ソアズロックは3DCG、VFX、モーショングラフィックスを活用した映像制作に強みを持ち、大型ビジョン向けの表現やプロジェクションマッピングに近い没入型体験の制作実績があります。自動車業界をはじめ大手企業との取引実績が豊富です。

代表的な事例は以下の通りです。

  • JRゲートタワー リニアGATEビジョン: 大型ビジョンのサイズを活かし、3DCGでリニアを再現した映像制作を担当。名古屋駅から広がる可能性とリニアの疾走感を立体的に表現。
  • トヨタ会館ミュージアムコンテンツ映像: 2024年のリニューアルオープンに伴い、9台のプロジェクターを使用して前後の壁面や床へ映像を投影。視聴者が没入する臨場感あるモビリティCGをプロデュース。

会社概要と重要な数値の整理

ここではプレスリリースに記載された両社の会社概要を正式な情報として列挙します。所在地、代表者、事業内容、資本金、設立年月日、URLを含めています。
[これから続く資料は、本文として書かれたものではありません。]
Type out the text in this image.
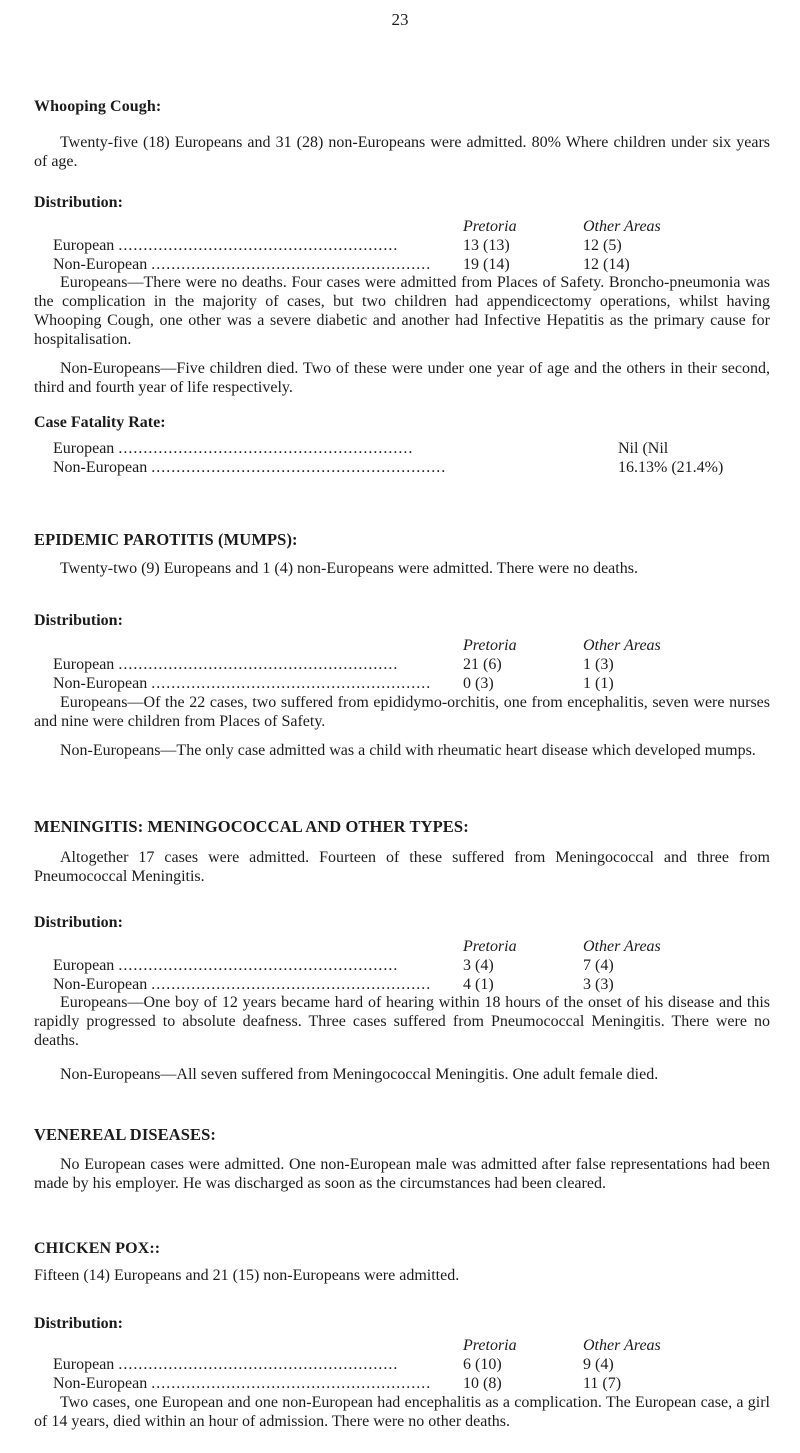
23
Whooping Cough:
Twenty-five (18) Europeans and 31 (28) non-Europeans were admitted. 80% Where children under six years of age.
Distribution:
Pretoria	Other Areas
European ........................................................	13 (13)	12 (5)
Non-European ........................................................	19 (14)	12 (14)
Europeans—There were no deaths. Four cases were admitted from Places of Safety. Broncho-pneumonia was the complication in the majority of cases, but two children had appendicectomy operations, whilst having Whooping Cough, one other was a severe diabetic and another had Infective Hepatitis as the primary cause for hospitalisation.
Non-Europeans—Five children died. Two of these were under one year of age and the others in their second, third and fourth year of life respectively.
Case Fatality Rate:
European ...........................................................	Nil (Nil
Non-European ...........................................................	16.13% (21.4%)
EPIDEMIC PAROTITIS (MUMPS):
Twenty-two (9) Europeans and 1 (4) non-Europeans were admitted. There were no deaths.
Distribution:
Pretoria	Other Areas
European ........................................................	21 (6)	1 (3)
Non-European ........................................................	0 (3)	1 (1)
Europeans—Of the 22 cases, two suffered from epididymo-orchitis, one from encephalitis, seven were nurses and nine were children from Places of Safety.
Non-Europeans—The only case admitted was a child with rheumatic heart disease which developed mumps.
MENINGITIS: MENINGOCOCCAL AND OTHER TYPES:
Altogether 17 cases were admitted. Fourteen of these suffered from Meningococcal and three from Pneumococcal Meningitis.
Distribution:
Pretoria	Other Areas
European ........................................................	3 (4)	7 (4)
Non-European ........................................................	4 (1)	3 (3)
Europeans—One boy of 12 years became hard of hearing within 18 hours of the onset of his disease and this rapidly progressed to absolute deafness. Three cases suffered from Pneumococcal Meningitis. There were no deaths.
Non-Europeans—All seven suffered from Meningococcal Meningitis. One adult female died.
VENEREAL DISEASES:
No European cases were admitted. One non-European male was admitted after false representations had been made by his employer. He was discharged as soon as the circumstances had been cleared.
CHICKEN POX::
Fifteen (14) Europeans and 21 (15) non-Europeans were admitted.
Distribution:
Pretoria	Other Areas
European ........................................................	6 (10)	9 (4)
Non-European ........................................................	10 (8)	11 (7)
Two cases, one European and one non-European had encephalitis as a complication. The European case, a girl of 14 years, died within an hour of admission. There were no other deaths.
記事の最後に、本稿で扱った主要項目を表形式でまとめます。

項目 エー・ティ・エー(ATA) ソアズロック
所在地 東京都中央区日本橋2-12-10 高島屋グループ本社ビル3階 愛知県名古屋市西区那古野1-36-17
代表者 代表取締役社長 伊藤 順彦 代表取締役社長 庄子 義信
事業内容 広告・WEBサイトの制作・データ解析、セールスプロモーションの企画・運営、店舗改装デザイン・環境装飾の企画・運営、各種サインの開発等 TVCM・プロモーションビデオ・3DCG・モーショングラフィックス等の制作
資本金 80百万円 3百万円
設立年月日 1985年2月1日 2012年7月2日
URL https://www.ata.co.jp/ http://soarzrock.co.jp/

今回の株式取得により、エー・ティ・エーはソアズロックの高いCG・映像制作技術を取り込み、総合広告会社としての提案領域を広げます。ソアズロックはエー・ティ・エーの営業ネットワークを活用して受注機会を拡大し、広告・WEBサイトや空間デザインを通じたクライアント関係の深化を図る計画です。

高島屋グループは「まちづくり」を総合戦略とし、百貨店を中核にグループ会社の強みを結集する取り組みを継続しています。本稿で整理した要点と会社概要は、今回の資本・業務連携の構図を理解するための基礎情報となります。